48

Scikit-learn utilizes a very convenient approach based on fit and predict methods. I have time-series data in the format suited for fit and predict.

For example I have the following Xs:

[[1.0, 2.3, 4.5], [6.7, 2.7, 1.2], ..., [3.2, 4.7, 1.1]]

and the corresponding ys:

[[1.0], [2.3], ..., [7.7]]

These data have the following meaning. The values stored in ys form a time series. The values in Xs are corresponding time dependent "factors" that are known to have some influence on the values in ys (for example: temperature, humidity and atmospheric pressure).

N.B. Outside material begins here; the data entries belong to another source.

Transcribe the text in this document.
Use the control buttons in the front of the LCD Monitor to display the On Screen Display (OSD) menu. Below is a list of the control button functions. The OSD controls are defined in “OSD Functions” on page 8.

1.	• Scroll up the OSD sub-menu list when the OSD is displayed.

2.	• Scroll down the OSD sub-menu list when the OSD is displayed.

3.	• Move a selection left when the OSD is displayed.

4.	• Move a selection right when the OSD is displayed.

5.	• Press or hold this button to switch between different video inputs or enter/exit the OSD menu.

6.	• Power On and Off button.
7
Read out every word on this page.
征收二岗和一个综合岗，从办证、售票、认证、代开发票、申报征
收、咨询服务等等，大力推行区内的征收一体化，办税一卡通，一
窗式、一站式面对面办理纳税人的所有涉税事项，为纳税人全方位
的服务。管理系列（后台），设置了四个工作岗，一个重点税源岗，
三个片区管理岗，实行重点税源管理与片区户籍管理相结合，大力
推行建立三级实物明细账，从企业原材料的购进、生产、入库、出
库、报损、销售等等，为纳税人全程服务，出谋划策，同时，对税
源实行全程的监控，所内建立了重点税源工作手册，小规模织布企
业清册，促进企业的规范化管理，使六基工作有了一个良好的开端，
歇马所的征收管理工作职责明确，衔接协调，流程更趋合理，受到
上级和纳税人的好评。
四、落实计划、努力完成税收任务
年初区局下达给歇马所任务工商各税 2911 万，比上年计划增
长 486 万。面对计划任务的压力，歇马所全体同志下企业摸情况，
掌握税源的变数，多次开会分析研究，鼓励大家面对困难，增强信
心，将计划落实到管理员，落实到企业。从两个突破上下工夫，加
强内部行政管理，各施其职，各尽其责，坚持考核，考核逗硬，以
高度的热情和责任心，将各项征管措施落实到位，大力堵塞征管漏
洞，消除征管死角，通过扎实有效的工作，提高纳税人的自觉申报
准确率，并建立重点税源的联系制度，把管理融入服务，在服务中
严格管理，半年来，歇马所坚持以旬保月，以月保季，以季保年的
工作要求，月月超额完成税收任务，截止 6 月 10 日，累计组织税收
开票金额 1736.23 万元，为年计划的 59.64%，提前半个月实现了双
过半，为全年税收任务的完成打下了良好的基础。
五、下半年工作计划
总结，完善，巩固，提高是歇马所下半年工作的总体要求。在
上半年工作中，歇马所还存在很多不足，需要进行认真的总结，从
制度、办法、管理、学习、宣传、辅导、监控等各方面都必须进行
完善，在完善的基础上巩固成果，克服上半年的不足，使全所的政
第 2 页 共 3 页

Now, of course, I can use fit(Xs,ys). But then I get a model in which future values in ys depend only on factors and do not dependend on the previous Y values (at least directly) and this is a limitation of the model. I would like to have a model in which Y_n depends also on Y_{n-1} and Y_{n-2} and so on. For example I might want to use an exponential moving average as a model. What is the most elegant way to do it in scikit-learn

ADDED

As it has been mentioned in the comments, I can extend Xs by adding ys. But this way has some limitations. For example, if I add the last 5 values of y as 5 new columns to X, the information about time ordering of ys is lost. For example, there is no indication in X that values in the 5th column follows value in the 4th column and so on. As a model, I might want to have a linear fit of the last five ys and use the found linear function to make a prediction. But if I have 5 values in 5 columns it is not so trivial.

ADDED 2

To make my problem even more clear, I would like to give one concrete example. I would like to have a "linear" model in which y_n = c + k1*x1 + k2*x2 + k3*x3 + k4*EMOV_n, where EMOV_n is just an exponential moving average. How, can I implement this simple model in scikit-learn?

sfjac
  • 7,119
  • 5
  • 45
  • 69
Roman
  • 124,451
  • 167
  • 349
  • 456
  • you can simply add `[np.nan] + ys[:-1]` as one of the factors – behzad.nouri Dec 30 '13 at 14:11
  • behzad.nouri, I have extended my question as a reply to your comment. – Roman Dec 30 '13 at 14:17
  • I think the best thing to do is to try several different simple models, including what @behzad.nouri suggested, and use cross-validation to see if any one model performs any better than the others and gain an intuition. It might be that the time exact time information is not as important as you think. I would use the extended Xs vector idea in a neural network, and see if that worked. In that approach you could sort of keep your time information, even though the n.n. would be kind of a black box. – cjohnson318 Dec 30 '13 at 14:28
  • Is your data hosted anywhere? Could I look at it? – cjohnson318 Dec 30 '13 at 14:29
  • Unfortunately the date are not hosted, and the above example is just an example (the real data have a more complicated structure). – Roman Dec 30 '13 at 15:33
  • It looks like you're trying to do a auto regressive model. You can use Statsmodels ARMA or ARIMA packages or add some points to your data set related to previous points in time. – Ivan Apr 29 '15 at 11:35
  • Hi, i would appreciate if anyone of you could help me with this. http://stackoverflow.com/questions/40350460/python-time-series-prediction-of-future-events-using-svr-module – Mahsolid Oct 31 '16 at 21:33

2 Answers2

26

According to Wikipedia, EWMA works well with stationary data, but it does not work as expected in the presence of trends, or seasonality. In those cases you should use a second or third order EWMA method, respectively. I decided to look at the pandas ewma function to see how it handled trends, and this is what I came up with:

import pandas, numpy as np
ewma = pandas.stats.moments.ewma

# make a hat function, and add noise
x = np.linspace(0,1,100)
x = np.hstack((x,x[::-1]))
x += np.random.normal( loc=0, scale=0.1, size=200 )
plot( x, alpha=0.4, label='Raw' )

# take EWMA in both directions with a smaller span term
fwd = ewma( x, span=15 )          # take EWMA in fwd direction
bwd = ewma( x[::-1], span=15 )    # take EWMA in bwd direction
c = np.vstack(( fwd, bwd[::-1] )) # lump fwd and bwd together
c = np.mean( c, axis=0 )          # average  

# regular EWMA, with bias against trend
plot( ewma( x, span=20 ), 'b', label='EWMA, span=20' )

# "corrected" (?) EWMA
plot( c, 'r', label='Reversed-Recombined' )

legend(loc=8)
savefig( 'ewma_correction.png', fmt='png', dpi=100 )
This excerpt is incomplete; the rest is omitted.